Flying under society’s radar.
All my life, I knew it was coming, but I’d hoped I would at least be forty before that noose slipped around my neck. At thirty-six, that deadline was looming close, then after that, there would be the pressures of settling down and continuing the family lineage, as my parents hadn’t been blessed with a spare to take that pressure off.
“I just miss you,” Mom said and straightened her face. “When I knew you were in the States, it was an easy flight to come visit. Now…” She shivered, and I knew she was envisioning wild animals and mosquitos and dirty conditions of living in huts with no running water. She wasn’t far off.
“Just think…” I said, trying to reassure her, “when I return after my time in Maiduguri, I’ll never want to leave the comfort of the carriage house again.”

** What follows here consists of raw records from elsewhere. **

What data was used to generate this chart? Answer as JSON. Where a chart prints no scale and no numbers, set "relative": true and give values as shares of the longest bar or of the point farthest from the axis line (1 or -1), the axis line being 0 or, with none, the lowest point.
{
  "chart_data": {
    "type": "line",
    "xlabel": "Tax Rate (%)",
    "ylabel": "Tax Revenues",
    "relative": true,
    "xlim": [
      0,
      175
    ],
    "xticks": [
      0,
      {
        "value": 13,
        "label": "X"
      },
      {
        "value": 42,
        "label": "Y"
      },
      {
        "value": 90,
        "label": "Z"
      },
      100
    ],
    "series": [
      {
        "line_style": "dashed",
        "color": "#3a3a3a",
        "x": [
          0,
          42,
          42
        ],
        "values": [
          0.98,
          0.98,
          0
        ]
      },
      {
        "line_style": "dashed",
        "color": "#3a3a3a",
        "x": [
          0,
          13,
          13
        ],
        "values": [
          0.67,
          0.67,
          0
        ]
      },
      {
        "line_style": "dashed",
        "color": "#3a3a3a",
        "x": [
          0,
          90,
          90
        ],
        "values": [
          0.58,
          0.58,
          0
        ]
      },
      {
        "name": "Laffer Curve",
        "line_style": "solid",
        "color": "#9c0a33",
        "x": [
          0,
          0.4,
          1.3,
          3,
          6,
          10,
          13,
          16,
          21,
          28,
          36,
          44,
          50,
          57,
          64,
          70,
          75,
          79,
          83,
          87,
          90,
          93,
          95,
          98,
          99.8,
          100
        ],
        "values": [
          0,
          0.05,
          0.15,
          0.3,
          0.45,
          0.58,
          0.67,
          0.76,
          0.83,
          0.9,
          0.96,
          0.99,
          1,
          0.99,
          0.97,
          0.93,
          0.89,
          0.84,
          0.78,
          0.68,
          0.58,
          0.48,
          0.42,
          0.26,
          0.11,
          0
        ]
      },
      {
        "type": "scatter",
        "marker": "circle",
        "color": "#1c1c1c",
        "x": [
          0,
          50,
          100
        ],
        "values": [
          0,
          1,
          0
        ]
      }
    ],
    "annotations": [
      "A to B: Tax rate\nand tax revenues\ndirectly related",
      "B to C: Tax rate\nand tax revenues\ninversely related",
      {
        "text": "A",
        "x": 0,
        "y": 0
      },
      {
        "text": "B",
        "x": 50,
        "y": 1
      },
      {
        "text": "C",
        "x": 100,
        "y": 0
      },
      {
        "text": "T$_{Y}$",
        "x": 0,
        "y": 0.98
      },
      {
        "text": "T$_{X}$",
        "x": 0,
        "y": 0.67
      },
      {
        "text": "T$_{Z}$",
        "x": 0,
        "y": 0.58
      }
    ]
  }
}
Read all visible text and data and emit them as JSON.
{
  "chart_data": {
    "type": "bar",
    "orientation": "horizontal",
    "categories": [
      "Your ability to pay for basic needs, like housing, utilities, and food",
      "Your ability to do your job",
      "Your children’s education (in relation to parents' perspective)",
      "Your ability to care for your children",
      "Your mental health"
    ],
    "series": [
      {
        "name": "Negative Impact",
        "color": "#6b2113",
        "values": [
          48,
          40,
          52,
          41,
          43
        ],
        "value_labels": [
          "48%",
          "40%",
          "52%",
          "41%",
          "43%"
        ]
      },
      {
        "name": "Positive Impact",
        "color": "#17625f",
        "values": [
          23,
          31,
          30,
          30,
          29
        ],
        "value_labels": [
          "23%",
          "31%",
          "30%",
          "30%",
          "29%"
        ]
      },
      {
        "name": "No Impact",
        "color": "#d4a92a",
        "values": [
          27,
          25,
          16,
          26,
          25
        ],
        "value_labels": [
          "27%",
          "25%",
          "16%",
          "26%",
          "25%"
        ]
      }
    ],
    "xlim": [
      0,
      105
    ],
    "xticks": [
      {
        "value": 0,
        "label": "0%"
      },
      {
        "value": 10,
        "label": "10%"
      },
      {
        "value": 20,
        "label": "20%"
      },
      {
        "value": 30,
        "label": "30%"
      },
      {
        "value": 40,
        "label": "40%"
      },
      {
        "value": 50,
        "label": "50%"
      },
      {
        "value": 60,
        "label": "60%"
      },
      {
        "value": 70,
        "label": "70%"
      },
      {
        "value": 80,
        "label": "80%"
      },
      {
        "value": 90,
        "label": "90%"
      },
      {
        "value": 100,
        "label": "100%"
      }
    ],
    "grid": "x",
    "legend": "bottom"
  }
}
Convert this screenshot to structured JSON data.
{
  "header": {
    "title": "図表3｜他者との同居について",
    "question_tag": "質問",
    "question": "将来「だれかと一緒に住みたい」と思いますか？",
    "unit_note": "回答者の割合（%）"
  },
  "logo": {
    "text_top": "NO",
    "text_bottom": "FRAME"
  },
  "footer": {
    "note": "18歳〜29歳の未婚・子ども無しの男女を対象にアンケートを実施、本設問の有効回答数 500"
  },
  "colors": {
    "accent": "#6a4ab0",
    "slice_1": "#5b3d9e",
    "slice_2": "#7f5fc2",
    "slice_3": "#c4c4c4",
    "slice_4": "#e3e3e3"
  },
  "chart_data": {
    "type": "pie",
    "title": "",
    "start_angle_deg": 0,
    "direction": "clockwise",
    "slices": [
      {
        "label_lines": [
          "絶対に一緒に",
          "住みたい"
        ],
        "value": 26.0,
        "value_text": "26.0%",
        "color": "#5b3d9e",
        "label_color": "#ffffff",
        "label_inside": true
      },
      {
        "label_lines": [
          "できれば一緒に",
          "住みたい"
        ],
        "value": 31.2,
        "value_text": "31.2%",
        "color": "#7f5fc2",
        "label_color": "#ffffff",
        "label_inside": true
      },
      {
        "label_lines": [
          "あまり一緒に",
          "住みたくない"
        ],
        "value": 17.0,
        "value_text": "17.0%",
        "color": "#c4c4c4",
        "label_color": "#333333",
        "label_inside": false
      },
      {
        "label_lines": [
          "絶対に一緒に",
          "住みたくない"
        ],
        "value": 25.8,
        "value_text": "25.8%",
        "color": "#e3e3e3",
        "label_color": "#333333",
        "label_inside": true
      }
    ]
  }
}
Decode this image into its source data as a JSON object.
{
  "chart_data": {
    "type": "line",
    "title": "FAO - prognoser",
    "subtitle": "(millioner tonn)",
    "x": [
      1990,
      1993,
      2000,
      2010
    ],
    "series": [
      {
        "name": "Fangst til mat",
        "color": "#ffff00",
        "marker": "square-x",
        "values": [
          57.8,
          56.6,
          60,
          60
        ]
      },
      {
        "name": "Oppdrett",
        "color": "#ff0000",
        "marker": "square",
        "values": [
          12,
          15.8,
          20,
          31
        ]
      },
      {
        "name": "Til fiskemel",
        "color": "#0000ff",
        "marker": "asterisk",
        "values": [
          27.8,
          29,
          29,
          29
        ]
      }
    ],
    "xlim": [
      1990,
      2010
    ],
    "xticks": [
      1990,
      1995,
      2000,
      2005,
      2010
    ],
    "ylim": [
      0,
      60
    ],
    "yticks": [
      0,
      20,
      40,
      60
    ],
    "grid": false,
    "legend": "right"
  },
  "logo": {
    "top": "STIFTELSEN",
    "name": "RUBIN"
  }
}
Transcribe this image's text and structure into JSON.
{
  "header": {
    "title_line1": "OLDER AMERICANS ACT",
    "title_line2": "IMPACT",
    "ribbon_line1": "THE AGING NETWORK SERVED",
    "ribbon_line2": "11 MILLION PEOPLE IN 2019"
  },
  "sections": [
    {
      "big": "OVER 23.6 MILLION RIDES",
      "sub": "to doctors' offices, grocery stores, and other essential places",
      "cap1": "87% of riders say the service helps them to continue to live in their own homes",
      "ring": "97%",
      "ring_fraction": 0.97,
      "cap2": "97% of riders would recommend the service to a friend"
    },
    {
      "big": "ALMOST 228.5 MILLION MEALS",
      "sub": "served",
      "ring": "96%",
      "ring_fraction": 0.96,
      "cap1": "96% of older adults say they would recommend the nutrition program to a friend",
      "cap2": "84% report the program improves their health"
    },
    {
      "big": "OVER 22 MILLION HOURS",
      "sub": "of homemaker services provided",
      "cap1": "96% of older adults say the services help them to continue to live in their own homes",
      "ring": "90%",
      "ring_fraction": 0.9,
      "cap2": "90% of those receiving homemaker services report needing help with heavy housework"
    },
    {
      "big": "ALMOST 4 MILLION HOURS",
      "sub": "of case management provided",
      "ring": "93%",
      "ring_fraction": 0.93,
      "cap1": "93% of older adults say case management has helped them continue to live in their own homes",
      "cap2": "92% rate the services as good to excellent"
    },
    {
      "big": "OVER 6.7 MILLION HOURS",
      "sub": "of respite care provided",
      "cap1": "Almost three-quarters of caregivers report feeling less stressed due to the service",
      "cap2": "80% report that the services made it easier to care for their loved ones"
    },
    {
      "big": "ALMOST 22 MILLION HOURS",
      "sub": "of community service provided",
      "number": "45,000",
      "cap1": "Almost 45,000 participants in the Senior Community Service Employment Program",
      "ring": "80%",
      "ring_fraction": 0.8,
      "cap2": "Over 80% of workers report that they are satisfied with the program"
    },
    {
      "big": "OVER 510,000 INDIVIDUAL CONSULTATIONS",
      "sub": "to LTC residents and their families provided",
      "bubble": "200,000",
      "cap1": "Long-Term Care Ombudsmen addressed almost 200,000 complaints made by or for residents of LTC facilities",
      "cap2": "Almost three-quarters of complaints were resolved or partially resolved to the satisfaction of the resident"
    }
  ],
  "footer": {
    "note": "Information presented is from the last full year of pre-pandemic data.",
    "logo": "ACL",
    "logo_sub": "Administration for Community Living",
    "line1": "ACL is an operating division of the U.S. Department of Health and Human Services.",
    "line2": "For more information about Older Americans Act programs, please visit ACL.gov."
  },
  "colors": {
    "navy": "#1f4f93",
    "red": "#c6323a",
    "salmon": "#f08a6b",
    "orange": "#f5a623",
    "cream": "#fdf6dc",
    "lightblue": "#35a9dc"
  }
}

Her eyes brightened, as I knew they would when talking about me actually having purchased a place in which to settle down, then she tapped her lips with a finger. I knew what was coming next. My mother, as delicate looking as she appeared, was a shrewd businesswoman and loved to “tinker” in real estate, as she called it, increasing her astounding inherited wealth exponentially over the past few decades.
“Are you quite sure you wouldn’t be happier with a Central Park view, darling? Sting’s penthouse is on the market and word on the street is that I could snap it up at fifty-two.”
It was hard not to roll my eyes. In my mother’s world, fifty-two million dollars was a bargain she could easily write a check for. I remembered how she’d just looked at me like I was some alien being zapped into her life when I purchased the 1903 carriage house and began the process of bringing the old building back to life. It wasn’t finished yet, but the contractor and decorator I hired came well recommended and promised to have it completed months before I returned from overseas.
“You should drop into the carriage house and see the work they’ve already done,” I said to distract her further. “They’ve pulled down the ceilings to find the most incredible beams. I can’t believe anyone in their right mind thought it was a good idea to plaster over them. And the floor will be the showcase of the entire building when they’re finished.”